Rhymes With Rich

MEREDITH BROOKS HAS WRITTEN A happy little song called ""Bitch.'' She hopes the song - a post-feminist celebration of moodiness - will strip the word of ""its negative meaning by owning it.'' It probably won't. But it will sell albums: ""Bitch'' has flooded radio, and Brooks's first solo album, Blurring the Edges, just debuted at No. 25 in Billboard.

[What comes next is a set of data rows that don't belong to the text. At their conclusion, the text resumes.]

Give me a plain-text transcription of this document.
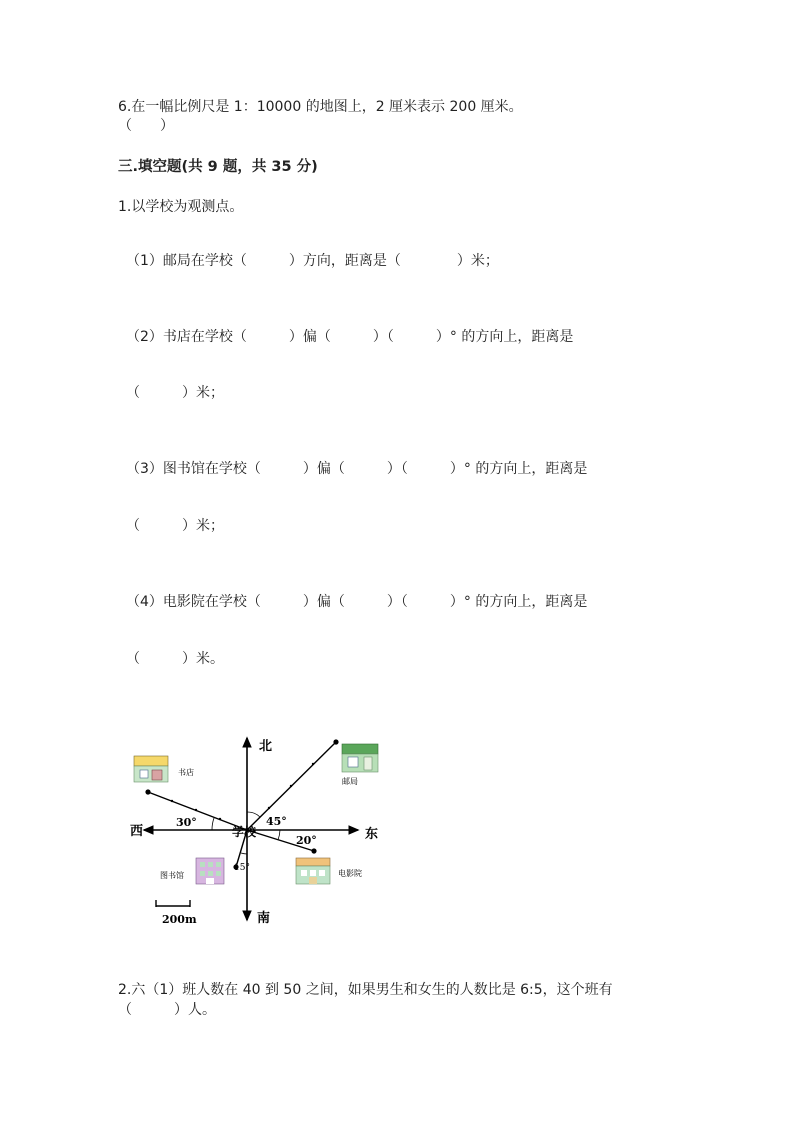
6.在一幅比例尺是 1：10000 的地图上，2 厘米表示 200 厘米。
（　　）
三.填空题(共 9 题，共 35 分)
1.以学校为观测点。
（1）邮局在学校（　　　）方向，距离是（　　　　）米；
（2）书店在学校（　　　）偏（　　　）（　　　）° 的方向上，距离是
（　　　）米；
（3）图书馆在学校（　　　）偏（　　　）（　　　）° 的方向上，距离是
（　　　）米；
（4）电影院在学校（　　　）偏（　　　）（　　　）° 的方向上，距离是
（　　　）米。
北
南
东
西	学校
30°	45°
20°
15°
书店
邮局
图书馆	电影院
200m
2.六（1）班人数在 40 到 50 之间，如果男生和女生的人数比是 6:5，这个班有
（　　　）人。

If you let her, the thirtyish songwriter will sweetly ramble on about being earth-friendly and taking care of our children. But her long hair, willowy figure and spirited anthems of female self-empowerment have invited many comparisons to screech queen Alanis Morissette - too many. ""I don't find any similarities,'' she insists. ""My whole album is about resurrection. I don't know what her album is about.'' For the record, Brooks is not angry, and she doesn't hate men. She's more of a Cosmo girl - upbeat and proudly feminine, with politics you don't want to examine too closely. ""I'm a bitch, I'm a tease/I'm a goddess on my knees,'' she sings. ""So take me as I am/This may mean you'll have to be a stronger man.''

Brooks grew up in Corvallis, Ore., and has lived off singing and songwriting since graduating from high school at 15. Her pop spiritualism found her out of sorts with the music scene. ""I didn't find a niche in grunge,'' she says. ""Nobody was interested in my style because it was too hopeful. But people get tired of being hopeless.'' One of a handful of female lead guitarists, Brooks knows just how to hit a perfect hook - which helps overshadow some of her more unsubtle lyrics. But who cares about subtlety? It's her unabashed cheer - over any attempt to play it cool - that makes her songs so winning.